On 5 March 2021, YouTube blocked 112 Ukraine's live broadcasts, although it did not take any action against "The First Independent TV Channel".

==Structure and coverage==
Prior to its February 2021 ban, 112 Ukraine covered 75% of the territory of Ukraine. The channel was available in the packages of the largest Ukrainian cable operators, and is also broadcast via the DVB-T2 network and AMOS 2/3 satellites.

112 Ukraine operated on one satellite license and five regional digital licenses, which were united by a joint venture agreement. The satellite license for 112 Ukraine was issued on 22 August 2013. The companies with digital licenses were merged with the companies of 112 Ukraine on 16 August 2014.

A study as performed at the Policy Institute at King's College London to evaluate the spread of "misinformation" from Russian state media such as RT and Sputnik into international media, including British tabloids like The Daily Mail and Ukrainian Russian-language media including 112 Ukraine. The study found that Russian media often took reporting from Ukrainian sources and repackaged it. However, it found no general evidence of the reverse. This result was replicated when closer analysis was performed on two specific news stories, with in one case "no instances of content from RT, RIA or TASS being replicated on the Ukrainian sites, but multiple instances of Russian sites using Ukrainian content to report on the parade," and in another the only Russia-to-Ukraine transfer coming from a long quotation.

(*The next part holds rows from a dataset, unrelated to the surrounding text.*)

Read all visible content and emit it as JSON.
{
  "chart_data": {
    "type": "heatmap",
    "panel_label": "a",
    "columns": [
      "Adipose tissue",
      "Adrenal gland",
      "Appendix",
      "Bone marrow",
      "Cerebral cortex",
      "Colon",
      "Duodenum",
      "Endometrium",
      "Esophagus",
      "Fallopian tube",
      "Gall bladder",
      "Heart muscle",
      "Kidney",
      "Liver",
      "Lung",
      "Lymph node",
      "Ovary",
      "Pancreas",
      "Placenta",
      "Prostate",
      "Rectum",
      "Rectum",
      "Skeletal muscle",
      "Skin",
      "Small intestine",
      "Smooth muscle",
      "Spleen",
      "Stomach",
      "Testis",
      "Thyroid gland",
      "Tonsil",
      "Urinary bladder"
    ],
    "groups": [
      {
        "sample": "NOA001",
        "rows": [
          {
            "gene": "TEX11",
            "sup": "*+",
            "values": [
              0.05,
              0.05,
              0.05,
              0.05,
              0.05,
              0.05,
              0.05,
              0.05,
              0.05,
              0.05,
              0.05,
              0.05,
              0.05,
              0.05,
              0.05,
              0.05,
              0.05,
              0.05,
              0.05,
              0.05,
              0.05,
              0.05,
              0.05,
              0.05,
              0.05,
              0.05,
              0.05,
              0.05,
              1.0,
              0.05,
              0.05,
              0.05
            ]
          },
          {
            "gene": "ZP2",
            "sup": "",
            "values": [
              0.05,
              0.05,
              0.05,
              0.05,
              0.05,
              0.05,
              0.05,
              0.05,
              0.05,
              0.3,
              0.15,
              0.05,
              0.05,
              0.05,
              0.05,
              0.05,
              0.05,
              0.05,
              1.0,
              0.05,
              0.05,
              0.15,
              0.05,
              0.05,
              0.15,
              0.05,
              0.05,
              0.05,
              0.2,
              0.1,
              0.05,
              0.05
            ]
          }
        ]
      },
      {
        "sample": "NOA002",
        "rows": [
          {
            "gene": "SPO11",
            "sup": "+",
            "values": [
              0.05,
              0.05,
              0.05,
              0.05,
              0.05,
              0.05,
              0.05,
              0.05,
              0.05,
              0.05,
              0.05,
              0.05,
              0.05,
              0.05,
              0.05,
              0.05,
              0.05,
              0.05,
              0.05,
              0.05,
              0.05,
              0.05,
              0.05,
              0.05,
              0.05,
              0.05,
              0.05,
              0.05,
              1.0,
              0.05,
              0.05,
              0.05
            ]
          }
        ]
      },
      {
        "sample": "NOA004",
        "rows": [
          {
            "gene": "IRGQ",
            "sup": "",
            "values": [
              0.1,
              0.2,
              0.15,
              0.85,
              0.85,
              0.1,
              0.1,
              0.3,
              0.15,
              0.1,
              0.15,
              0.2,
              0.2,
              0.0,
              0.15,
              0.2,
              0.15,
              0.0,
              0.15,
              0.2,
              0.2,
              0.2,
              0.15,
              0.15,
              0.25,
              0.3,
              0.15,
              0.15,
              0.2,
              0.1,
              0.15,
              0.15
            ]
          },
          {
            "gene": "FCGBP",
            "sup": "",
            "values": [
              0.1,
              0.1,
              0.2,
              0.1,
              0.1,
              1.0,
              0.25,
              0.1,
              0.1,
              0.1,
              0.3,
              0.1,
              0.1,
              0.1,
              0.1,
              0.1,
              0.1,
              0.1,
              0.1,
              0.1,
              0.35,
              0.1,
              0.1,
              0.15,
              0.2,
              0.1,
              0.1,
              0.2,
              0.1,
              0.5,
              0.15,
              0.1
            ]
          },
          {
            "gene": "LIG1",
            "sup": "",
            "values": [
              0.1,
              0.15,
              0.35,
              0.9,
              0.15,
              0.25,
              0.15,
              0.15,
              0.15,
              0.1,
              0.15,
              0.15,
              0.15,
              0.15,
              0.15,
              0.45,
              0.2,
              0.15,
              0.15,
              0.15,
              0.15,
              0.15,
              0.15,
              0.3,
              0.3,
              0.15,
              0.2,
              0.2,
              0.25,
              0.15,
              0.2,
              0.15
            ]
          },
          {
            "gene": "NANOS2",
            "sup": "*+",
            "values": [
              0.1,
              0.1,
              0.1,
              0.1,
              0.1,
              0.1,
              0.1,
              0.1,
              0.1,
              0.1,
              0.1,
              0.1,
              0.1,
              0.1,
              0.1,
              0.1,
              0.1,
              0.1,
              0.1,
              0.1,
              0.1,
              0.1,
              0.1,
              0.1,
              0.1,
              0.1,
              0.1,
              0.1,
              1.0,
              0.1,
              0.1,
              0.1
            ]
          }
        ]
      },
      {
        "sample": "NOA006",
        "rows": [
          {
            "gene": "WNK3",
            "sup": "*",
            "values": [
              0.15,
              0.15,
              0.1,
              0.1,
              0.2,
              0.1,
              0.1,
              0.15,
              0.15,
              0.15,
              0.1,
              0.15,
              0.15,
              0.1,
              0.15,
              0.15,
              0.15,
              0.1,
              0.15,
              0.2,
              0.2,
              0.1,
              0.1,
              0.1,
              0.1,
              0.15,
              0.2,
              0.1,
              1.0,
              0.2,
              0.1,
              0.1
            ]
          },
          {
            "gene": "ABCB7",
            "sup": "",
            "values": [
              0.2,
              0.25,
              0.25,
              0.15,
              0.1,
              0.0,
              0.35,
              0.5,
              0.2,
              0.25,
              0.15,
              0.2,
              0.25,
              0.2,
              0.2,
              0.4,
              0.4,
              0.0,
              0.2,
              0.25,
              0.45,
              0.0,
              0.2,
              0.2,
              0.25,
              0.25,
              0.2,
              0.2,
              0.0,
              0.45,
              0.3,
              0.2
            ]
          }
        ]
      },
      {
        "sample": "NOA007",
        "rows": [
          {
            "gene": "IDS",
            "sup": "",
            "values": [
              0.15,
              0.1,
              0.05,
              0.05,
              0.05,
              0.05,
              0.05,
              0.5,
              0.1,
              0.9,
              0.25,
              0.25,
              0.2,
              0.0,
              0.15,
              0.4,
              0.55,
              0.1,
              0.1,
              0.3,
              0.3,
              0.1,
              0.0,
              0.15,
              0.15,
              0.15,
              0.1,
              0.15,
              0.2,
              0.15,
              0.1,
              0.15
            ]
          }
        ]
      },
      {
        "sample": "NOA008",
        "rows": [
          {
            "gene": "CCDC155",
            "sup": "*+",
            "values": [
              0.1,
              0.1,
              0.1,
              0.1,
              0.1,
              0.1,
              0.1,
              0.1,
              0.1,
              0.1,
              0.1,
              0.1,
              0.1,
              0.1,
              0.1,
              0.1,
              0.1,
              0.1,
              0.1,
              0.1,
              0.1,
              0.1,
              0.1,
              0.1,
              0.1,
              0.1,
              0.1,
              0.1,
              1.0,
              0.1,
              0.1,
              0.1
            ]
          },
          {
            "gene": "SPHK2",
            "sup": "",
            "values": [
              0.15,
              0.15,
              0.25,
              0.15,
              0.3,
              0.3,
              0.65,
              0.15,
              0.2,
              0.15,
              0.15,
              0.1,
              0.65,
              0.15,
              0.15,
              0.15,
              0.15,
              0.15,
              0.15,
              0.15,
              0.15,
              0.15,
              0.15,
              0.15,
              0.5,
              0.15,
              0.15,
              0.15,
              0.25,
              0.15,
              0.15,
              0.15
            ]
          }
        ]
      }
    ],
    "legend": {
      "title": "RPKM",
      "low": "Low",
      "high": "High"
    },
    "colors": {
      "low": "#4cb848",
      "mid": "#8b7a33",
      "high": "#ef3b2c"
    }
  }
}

The site EUvsDisinfo has highlighted a small number of specific articles on the 112.international and 112.ua websites as promoting pro-Russian talking points. A fake blog post accusing the Ukrainian military as "lazy" was highlighted on in the English-language 112.international, as well as an interview in which the interviewee claimed that Kyiv aimed to sabotage peace in Donbas.